How to prove $a_1 = 2$, $a_2 = 4$ and $a_{n+1} = \frac{1}{3}(2a_n+a_{n-1})$ for all $n \geq2$

Question

Let $a_1 = 3$, $a_2 = 4$ and $a_{n+1} = \frac{1}{3}(2a_n+a_{n-1})$ for all $n \geq2$ Prove that for all positive integers $n$, $3 \leq a_n \leq4$

This was a practice problem in my textbook in the chapter of strong induction.
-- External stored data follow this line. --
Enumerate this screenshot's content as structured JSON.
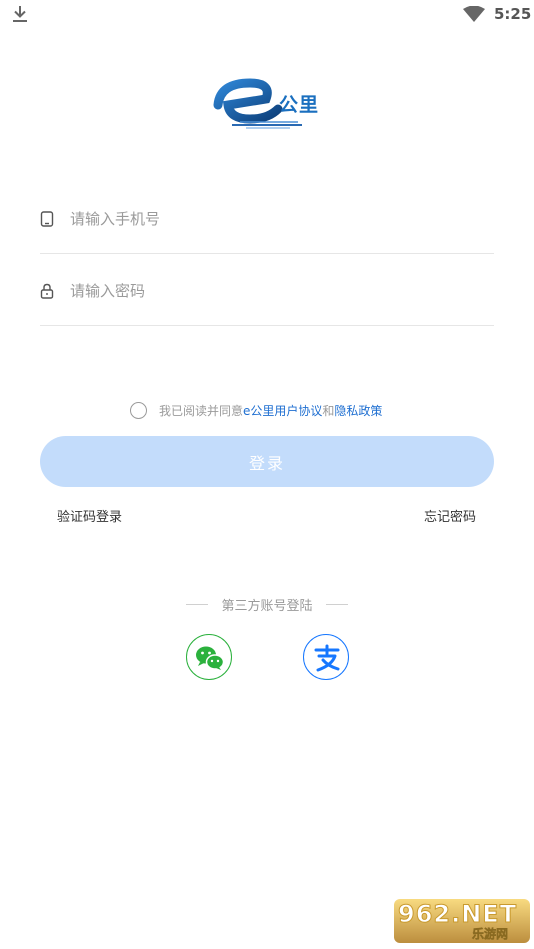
{
  "status_bar": {
    "time": "5:25"
  },
  "brand": {
    "logo_text": "公里"
  },
  "form": {
    "phone_placeholder": "请输入手机号",
    "password_placeholder": "请输入密码"
  },
  "agreement": {
    "prefix": "我已阅读并同意",
    "user_agreement": "e公里用户协议",
    "and": "和",
    "privacy_policy": "隐私政策"
  },
  "login_button": "登录",
  "sms_login": "验证码登录",
  "forgot_password": "忘记密码",
  "third_party": {
    "title": "第三方账号登陆",
    "providers": [
      "wechat-icon",
      "alipay-icon"
    ]
  },
  "watermark": {
    "main": "962.NET",
    "sub": "乐游网"
  },
  "colors": {
    "accent": "#1f6fd1",
    "login_button_bg": "#c3dcfb",
    "wechat": "#2bb13d",
    "alipay": "#1677ff"
  }
}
It's not worth marks or anything I've just spent a while trying to figure how to prove this and I'm drawing a blank.

Can someone help?

Answer 1

Because by the assumption of the induction $$a_{n+1`}\geq\frac{1}{3}(2\cdot3+3)=3$$ and $$a_{n+1`}\leq\frac{1}{3}(2\cdot4+4)=4.$$ Also, check $n=2$ and $n=3$.

Answer 2

Hint

Do you know how to parameterise the points of a closed interval $[a,b]$?

Answer 3

$x^2-\frac{2}{3}x-\frac{1}{3}=(x-1)(x+\frac{1}{3})=0$ then $a_n=A(1)^n+B(\frac{1}{3})^n$.That $a_n=5-9(\frac{1}{3})^n$